How to select row with most recent date (unique_id has multiple occurences)

Hi All,

I have the below file:
image

As you can see, the unique_id appears twice in the screenshot as the rmad field has been updated. What I need is to have logic in place which will tell KNIME to keep the row with unique_id etc with the most recent rmad date. So in this case I would keep only the row with RMAD at 2021-06-15.

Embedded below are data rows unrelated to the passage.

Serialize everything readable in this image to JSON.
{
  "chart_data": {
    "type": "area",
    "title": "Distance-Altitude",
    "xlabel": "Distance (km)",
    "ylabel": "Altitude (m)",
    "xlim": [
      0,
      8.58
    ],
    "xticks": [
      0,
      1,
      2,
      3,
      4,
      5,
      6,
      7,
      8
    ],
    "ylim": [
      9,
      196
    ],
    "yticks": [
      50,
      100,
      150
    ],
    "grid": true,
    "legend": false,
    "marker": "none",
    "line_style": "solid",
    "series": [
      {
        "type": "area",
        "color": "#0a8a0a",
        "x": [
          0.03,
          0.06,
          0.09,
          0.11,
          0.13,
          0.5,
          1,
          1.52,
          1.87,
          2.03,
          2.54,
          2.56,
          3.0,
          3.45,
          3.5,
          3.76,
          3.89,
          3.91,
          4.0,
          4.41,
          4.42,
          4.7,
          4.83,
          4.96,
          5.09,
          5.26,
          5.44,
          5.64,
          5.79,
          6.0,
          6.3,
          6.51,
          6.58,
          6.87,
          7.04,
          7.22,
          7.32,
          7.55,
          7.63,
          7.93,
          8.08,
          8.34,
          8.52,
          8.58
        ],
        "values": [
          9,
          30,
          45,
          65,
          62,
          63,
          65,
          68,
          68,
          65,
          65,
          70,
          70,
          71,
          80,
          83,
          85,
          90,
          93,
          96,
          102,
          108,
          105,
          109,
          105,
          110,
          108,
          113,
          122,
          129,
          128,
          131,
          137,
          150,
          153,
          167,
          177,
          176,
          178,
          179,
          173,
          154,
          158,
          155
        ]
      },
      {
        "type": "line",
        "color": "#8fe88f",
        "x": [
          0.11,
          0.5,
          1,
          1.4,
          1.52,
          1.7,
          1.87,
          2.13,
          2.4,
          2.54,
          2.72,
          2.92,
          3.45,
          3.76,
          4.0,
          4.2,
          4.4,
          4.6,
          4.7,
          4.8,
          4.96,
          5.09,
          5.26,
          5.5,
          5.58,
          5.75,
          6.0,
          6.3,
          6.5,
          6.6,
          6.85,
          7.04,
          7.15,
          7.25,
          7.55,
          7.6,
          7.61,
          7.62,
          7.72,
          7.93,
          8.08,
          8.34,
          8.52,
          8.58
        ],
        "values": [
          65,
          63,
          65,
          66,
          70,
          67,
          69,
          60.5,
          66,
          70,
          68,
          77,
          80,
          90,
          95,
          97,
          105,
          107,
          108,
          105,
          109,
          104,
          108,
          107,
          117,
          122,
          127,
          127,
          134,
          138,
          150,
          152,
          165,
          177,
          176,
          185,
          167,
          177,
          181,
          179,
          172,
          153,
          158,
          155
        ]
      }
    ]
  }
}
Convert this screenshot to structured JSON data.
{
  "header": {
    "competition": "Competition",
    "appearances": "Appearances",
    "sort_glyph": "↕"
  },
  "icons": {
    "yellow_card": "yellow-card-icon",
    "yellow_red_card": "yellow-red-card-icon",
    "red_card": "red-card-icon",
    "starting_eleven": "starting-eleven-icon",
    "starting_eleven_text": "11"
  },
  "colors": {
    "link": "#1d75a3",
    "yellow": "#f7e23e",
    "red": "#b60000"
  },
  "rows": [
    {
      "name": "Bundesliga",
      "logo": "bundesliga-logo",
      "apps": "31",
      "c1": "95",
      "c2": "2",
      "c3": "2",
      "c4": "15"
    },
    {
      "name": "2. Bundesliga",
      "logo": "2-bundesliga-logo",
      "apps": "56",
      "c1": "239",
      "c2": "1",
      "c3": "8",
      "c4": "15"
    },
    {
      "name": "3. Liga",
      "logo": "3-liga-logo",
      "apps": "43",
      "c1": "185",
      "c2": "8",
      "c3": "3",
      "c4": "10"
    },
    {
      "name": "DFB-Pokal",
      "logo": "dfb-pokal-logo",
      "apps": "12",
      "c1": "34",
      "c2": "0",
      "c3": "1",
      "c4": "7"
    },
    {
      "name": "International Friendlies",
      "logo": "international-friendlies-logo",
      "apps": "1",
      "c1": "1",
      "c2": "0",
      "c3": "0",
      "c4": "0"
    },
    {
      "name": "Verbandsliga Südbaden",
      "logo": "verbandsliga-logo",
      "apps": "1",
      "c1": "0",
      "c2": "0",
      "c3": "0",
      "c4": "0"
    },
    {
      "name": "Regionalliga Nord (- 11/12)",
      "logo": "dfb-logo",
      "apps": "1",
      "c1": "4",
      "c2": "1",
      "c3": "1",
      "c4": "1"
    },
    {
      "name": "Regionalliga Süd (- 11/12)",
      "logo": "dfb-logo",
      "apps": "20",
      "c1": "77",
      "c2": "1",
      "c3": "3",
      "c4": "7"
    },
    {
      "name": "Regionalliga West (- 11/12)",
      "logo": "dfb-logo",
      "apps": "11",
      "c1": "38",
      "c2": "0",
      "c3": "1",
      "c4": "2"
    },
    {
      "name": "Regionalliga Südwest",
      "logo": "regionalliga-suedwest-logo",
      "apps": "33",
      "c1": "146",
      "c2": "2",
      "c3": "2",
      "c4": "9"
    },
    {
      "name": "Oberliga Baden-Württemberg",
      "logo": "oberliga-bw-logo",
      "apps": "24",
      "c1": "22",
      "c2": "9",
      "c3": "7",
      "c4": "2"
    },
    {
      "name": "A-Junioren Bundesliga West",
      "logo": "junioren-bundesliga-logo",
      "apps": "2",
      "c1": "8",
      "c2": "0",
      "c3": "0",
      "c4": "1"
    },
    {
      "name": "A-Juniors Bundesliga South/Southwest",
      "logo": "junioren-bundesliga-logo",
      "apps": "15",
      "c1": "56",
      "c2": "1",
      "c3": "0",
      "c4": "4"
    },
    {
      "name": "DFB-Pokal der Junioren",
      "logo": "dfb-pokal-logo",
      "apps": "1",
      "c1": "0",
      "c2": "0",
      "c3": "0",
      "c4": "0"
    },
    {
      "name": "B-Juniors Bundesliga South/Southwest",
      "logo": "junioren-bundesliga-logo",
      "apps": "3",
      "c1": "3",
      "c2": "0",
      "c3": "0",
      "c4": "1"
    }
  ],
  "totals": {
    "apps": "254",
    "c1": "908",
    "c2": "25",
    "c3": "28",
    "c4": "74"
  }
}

Would anyone know how to do this?

Kind regards,

Rutger

you could use groupby node on the unique id and then choose max Rmad (could be that using string to datetime node could be helpful before the grouping)
br

3 Likes

Hi @Daniel_Weikert,

Thanks for the reply!

I converted RMAD to date&time, however when I perform the groupby the table structure changes and will only hold the aggregated columns I included in the config. What I need is for the table format to stay the same, but to only have the max date included.

Kind regards,

Rutger

I can obviously add all the fields in the groups settings… Thank for the help @Daniel_Weikert

The GroupBy certainly works, but the Duplicate Row Filter node also contains this functionality. E.g.:

If you’re ever presenting the workflow, non-tech users will probably understand more what’s happening with the duplicate row filter node rather than the groupby node.

6 Likes

Hello @rutgerverhaar,

as @Snowy pointed out this is exactly the use case for Duplicate Row Filter node :wink:

Br,
Ivan

2 Likes

This topic was automatically closed 7 days after the last reply. New replies are no longer allowed.